Blame the weather. 25ºC in mid-October really pulls people outside, and this restaurant in Vienna’s popular Lainzer Tiergarten was not ready for the influx. Sweaty waiters were engaged in some sort of a Brownian motion, their taking and delivering orders resembling a tennis match against twenty opponents at once. With twenty balls. I spent ten minutes looking for a table, missing three or four opportunities by mere milliseconds. Then I found, by pure luck, a small one table just to have a couple coming and asking to share it. I was too surprised to say “no.” They would not have heard my “no” anyway, I guess, because of all the screaming kids running around and their parents screaming at them to get quiet. Actually, it was a nice and friendly couple, who managed to catch a waiter within seconds (I had to wait at least a quarter of an hour) but were still waiting for the food after I had finished mine. But then they succeeded in finishing their dishes and leaving while I was still waiting for my final glass of wine and the bill.

Bizarrely, the most annoying element of that situation were the ladybugs, which – probably driven mad by the abnormal weather – were constantly landing on the table and on the page of the book I was reading, and occasionally simply hitting various parts of my body at high speed.
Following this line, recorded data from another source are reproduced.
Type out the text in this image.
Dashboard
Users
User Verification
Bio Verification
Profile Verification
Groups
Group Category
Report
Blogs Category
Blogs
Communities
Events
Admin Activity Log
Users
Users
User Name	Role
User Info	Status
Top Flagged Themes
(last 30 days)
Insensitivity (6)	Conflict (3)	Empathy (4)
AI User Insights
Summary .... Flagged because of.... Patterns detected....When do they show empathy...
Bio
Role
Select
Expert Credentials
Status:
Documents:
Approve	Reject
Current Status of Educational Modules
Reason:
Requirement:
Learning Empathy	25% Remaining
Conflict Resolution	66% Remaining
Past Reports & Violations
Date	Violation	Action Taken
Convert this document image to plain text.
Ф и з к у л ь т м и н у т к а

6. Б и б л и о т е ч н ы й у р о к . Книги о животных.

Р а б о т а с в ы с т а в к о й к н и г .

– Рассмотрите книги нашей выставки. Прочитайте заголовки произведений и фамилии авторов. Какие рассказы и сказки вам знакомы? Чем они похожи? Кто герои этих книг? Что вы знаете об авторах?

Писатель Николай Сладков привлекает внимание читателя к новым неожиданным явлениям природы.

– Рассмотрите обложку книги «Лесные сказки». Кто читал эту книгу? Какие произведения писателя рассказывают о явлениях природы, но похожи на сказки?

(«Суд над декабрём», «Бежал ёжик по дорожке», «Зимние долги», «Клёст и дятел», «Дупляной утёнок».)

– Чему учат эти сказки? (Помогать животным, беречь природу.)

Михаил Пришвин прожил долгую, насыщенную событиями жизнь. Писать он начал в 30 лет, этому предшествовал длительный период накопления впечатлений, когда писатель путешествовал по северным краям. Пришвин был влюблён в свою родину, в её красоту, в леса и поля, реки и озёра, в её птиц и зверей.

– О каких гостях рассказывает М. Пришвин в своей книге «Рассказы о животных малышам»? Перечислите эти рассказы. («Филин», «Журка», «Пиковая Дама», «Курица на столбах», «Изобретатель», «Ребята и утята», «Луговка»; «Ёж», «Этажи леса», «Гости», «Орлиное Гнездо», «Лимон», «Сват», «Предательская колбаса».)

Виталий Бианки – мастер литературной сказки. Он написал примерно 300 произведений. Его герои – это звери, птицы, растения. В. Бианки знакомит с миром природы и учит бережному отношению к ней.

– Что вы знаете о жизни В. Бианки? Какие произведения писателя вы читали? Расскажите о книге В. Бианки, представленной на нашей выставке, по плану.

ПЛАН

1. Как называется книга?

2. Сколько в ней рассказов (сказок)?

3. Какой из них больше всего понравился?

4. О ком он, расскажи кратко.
I am not sure if I would have enjoyed the Brettljause had it even been fantastic. It was not. It was as if the cook decided to annoy me even more and made sure that the most prominently featured ingredients were exactly the ones I like least: a blood sausage and a liver pâté. The sausage was conquered by wrapping it in horseradish and trying not to think. As for the pâté, even the thick layer of jam on its top could not kill the strong taste of liver. The strange type of bread that kept on falling apart did not help alleviate my suffering, and was so sparse that it ran out before I could use it on the better ingredients: Geselchtes, Speck and Bergkäse.

The Speck and especially the cheese were quite good, actually, and the Geselchtes would have been fine, too, had the cook noticed and removed a huge piece of skin that tasted like rubber.

It was only later that I spotted the name of the restaurant – Labstelle – which I am quite sure was different the last time I visited it a few years ago. I could not find it by googling if there was any relationship between this Labstelle and the Labstelle in the first district, the home of the worst Brettljause ever. But please rest assured that despite everything I wrote above, this Steinbrettl Jaus’n is a delight in comparison.